En d’autres termes, je n’aime pas qu’on dise : les vieux sont comme ci, les jeunes sont comme ça, et puis les noirs, les juifs, les musulmans, les bourgeois, les cathos, les bobos, les homos, les riches, les femmes, les mecs, les gauchistes, les… les gens en général et sans particulier, quoi.
La politique du « je mets tout le monde dans le même sac » me gonfle, m’énerve, m’exaspère, me laisse coite, m’interroge aussi.
Je ne crois qu’à l’individu, qu’à la personne, qu’au cœur qui bat dans une poitrine. Toute catégorie humaine comporte son lot de cons et de salauds, c’est un axiome absolu. Non ? On dirait que certains l'oublient souvent.
Je bénis le Ciel d’avoir connu une enfance et un parcours qui m’ont donné ce goût-là de passer par-dessus (ou par en-dessous) les colifichets affichés d’un groupe pour ne m’intéresser qu’à un humain entre tous, pour l’humain qu’il est. Point.
Je bénis le Ciel d’avoir été la cible de ces jugements communautaires, d’en avoir souffert parfois, jusqu’à me jurer à moi-même de ne jamais tomber dans ce travers de juger collectivement un groupe d’individus et celui qui en est issu sans plus chercher à le connaître. Et c’est difficile, on nous éduque comme cela, la famille, la société.
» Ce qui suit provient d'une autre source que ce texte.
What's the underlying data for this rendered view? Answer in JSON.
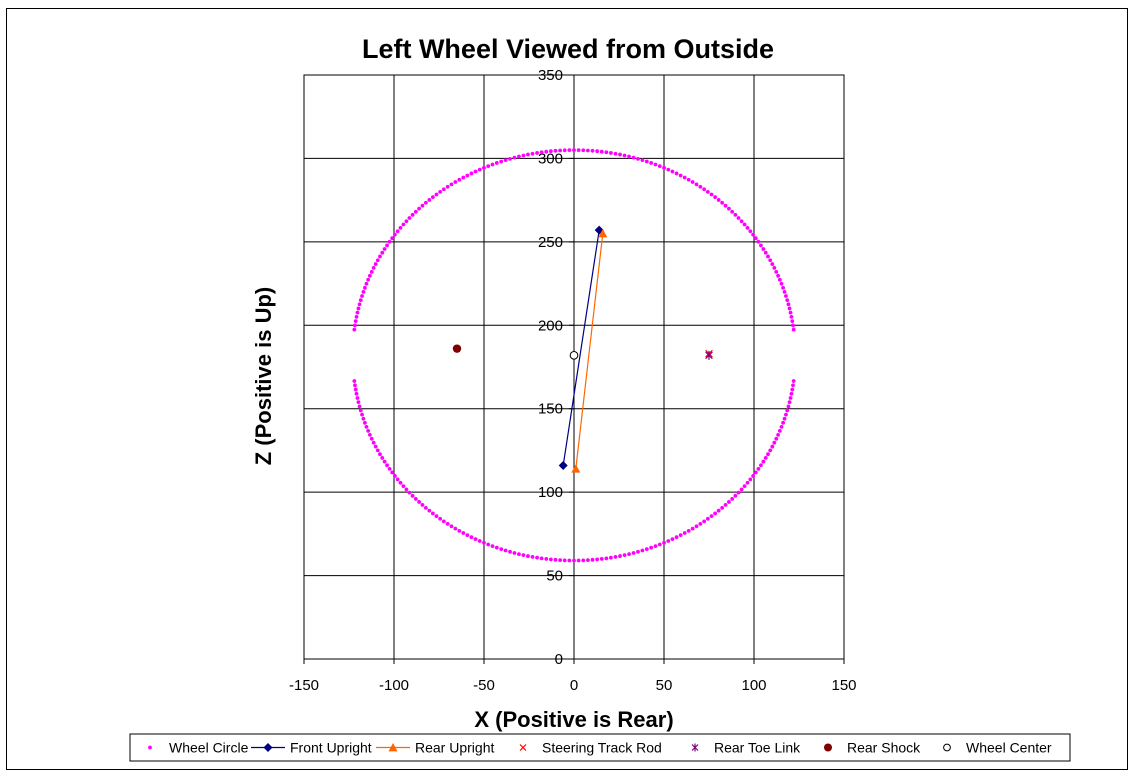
{
  "chart_data": {
    "type": "scatter",
    "title": "Left Wheel Viewed from Outside",
    "xlabel": "X (Positive is Rear)",
    "ylabel": "Z (Positive is Up)",
    "xlim": [
      -150,
      150
    ],
    "ylim": [
      0,
      350
    ],
    "x_ticks": [
      -150,
      -100,
      -50,
      0,
      50,
      100,
      150
    ],
    "y_ticks": [
      0,
      50,
      100,
      150,
      200,
      250,
      300,
      350
    ],
    "grid": true,
    "legend_position": "bottom",
    "series": [
      {
        "name": "Wheel Circle",
        "marker": "dot",
        "line": false,
        "color": "#FF00FF",
        "circle": {
          "center_x": 0,
          "center_z": 182,
          "radius": 123,
          "gaps_at_z": [
            168,
            196
          ]
        }
      },
      {
        "name": "Front Upright",
        "marker": "diamond",
        "line": true,
        "color": "#000080",
        "x": [
          -6,
          14
        ],
        "y": [
          116,
          257
        ]
      },
      {
        "name": "Rear Upright",
        "marker": "triangle",
        "line": true,
        "color": "#FF6600",
        "x": [
          1,
          16
        ],
        "y": [
          114,
          255
        ]
      },
      {
        "name": "Steering Track Rod",
        "marker": "x",
        "line": false,
        "color": "#FF0000",
        "x": [
          75
        ],
        "y": [
          183
        ]
      },
      {
        "name": "Rear Toe Link",
        "marker": "star",
        "line": false,
        "color": "#800080",
        "x": [
          75
        ],
        "y": [
          182
        ]
      },
      {
        "name": "Rear Shock",
        "marker": "circle-filled",
        "line": false,
        "color": "#800000",
        "x": [
          -65
        ],
        "y": [
          186
        ]
      },
      {
        "name": "Wheel Center",
        "marker": "circle-open",
        "line": false,
        "color": "#000000",
        "x": [
          0
        ],
        "y": [
          182
        ]
      }
    ]
  }
}
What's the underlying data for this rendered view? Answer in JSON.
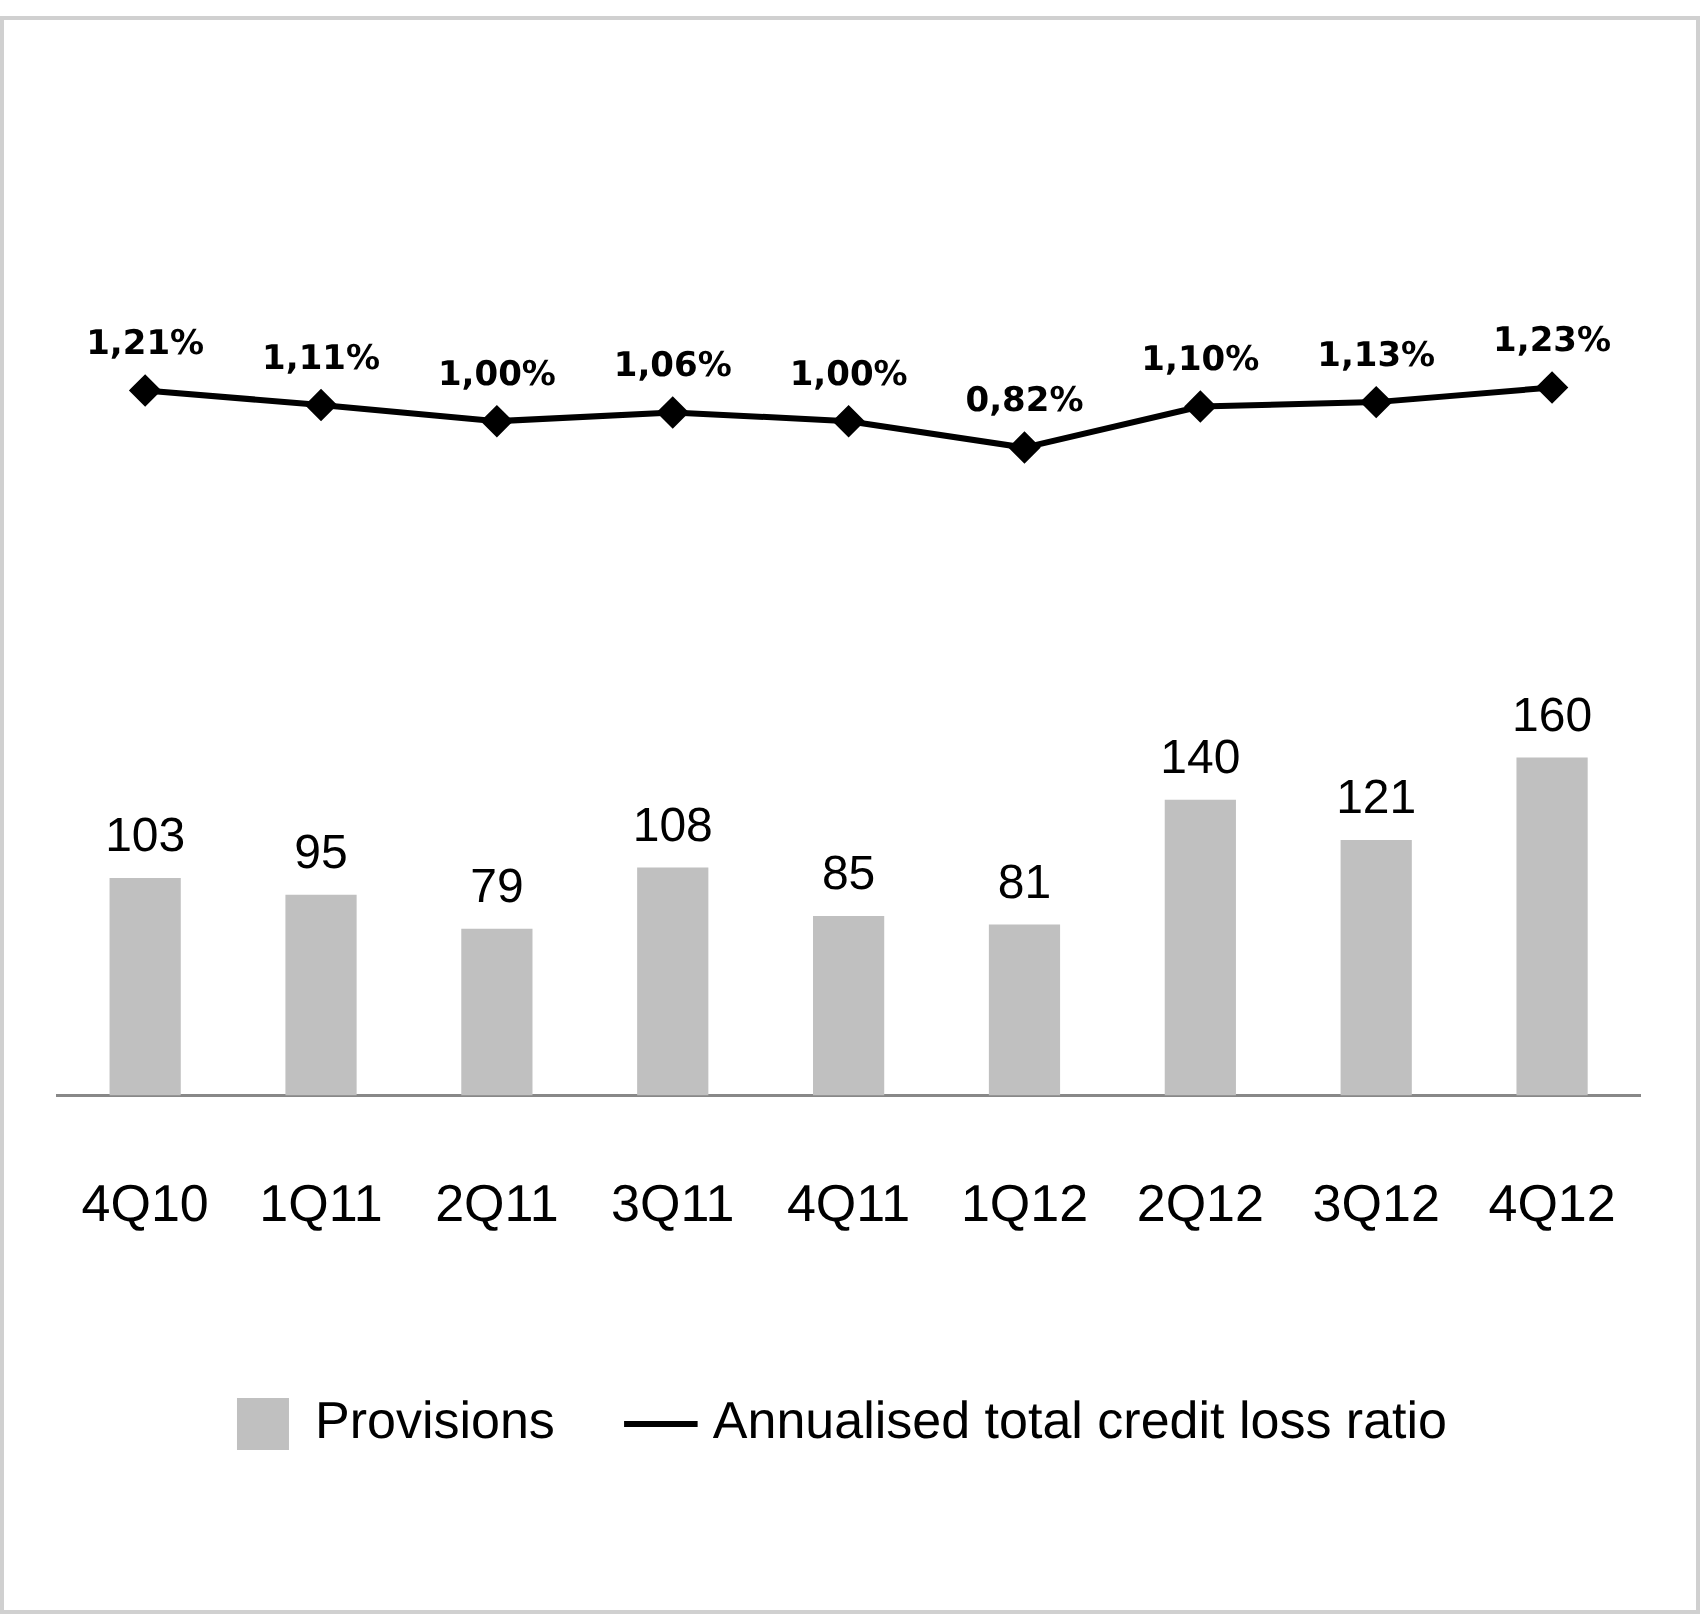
{
  "chart_data": {
    "type": "bar",
    "categories": [
      "4Q10",
      "1Q11",
      "2Q11",
      "3Q11",
      "4Q11",
      "1Q12",
      "2Q12",
      "3Q12",
      "4Q12"
    ],
    "series": [
      {
        "name": "Provisions",
        "color": "#c0c0c0",
        "values": [
          103,
          95,
          79,
          108,
          85,
          81,
          140,
          121,
          160
        ],
        "value_labels": [
          "103",
          "95",
          "79",
          "108",
          "85",
          "81",
          "140",
          "121",
          "160"
        ]
      },
      {
        "name": "Annualised total credit loss ratio",
        "type": "line",
        "axis": "y2",
        "color": "#000000",
        "values": [
          1.21,
          1.11,
          1.0,
          1.06,
          1.0,
          0.82,
          1.1,
          1.13,
          1.23
        ],
        "value_labels": [
          "1,21%",
          "1,11%",
          "1,00%",
          "1,06%",
          "1,00%",
          "0,82%",
          "1,10%",
          "1,13%",
          "1,23%"
        ]
      }
    ],
    "ylim": [
      0,
      510
    ],
    "y2lim": [
      -3.6,
      3.75
    ],
    "legend": "bottom",
    "grid": false,
    "marker": "diamond",
    "line_style": "solid",
    "tick_labels": "x"
  }
}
Je me surprends moi-même à céder à cette facilité parfois. Alors je m’engueule et j’essaie de corriger le tir. Non je n’ai rien contre « les chinois de Belleville » ou même "les chinois" tout court. Non, juste contre mes voisins du dessus qui m’ont inondé trois fois en six ans et pour qui la notion de « appeler un plombier » se résume à « mettons donc un vieux seau sous ce tuyau percé ». Quelle raison aurais-je d’englober toute une communauté dans cette colère ciblée et de dire « ces gens-là » ?.. Et pourtant, c'est toujours tentant. Et quand j'entends "ploc ploc" dans ma cuisine, je voue aux gémonies plus d'un milliard d'humains pour les quatre qui vivent au-dessus de moi.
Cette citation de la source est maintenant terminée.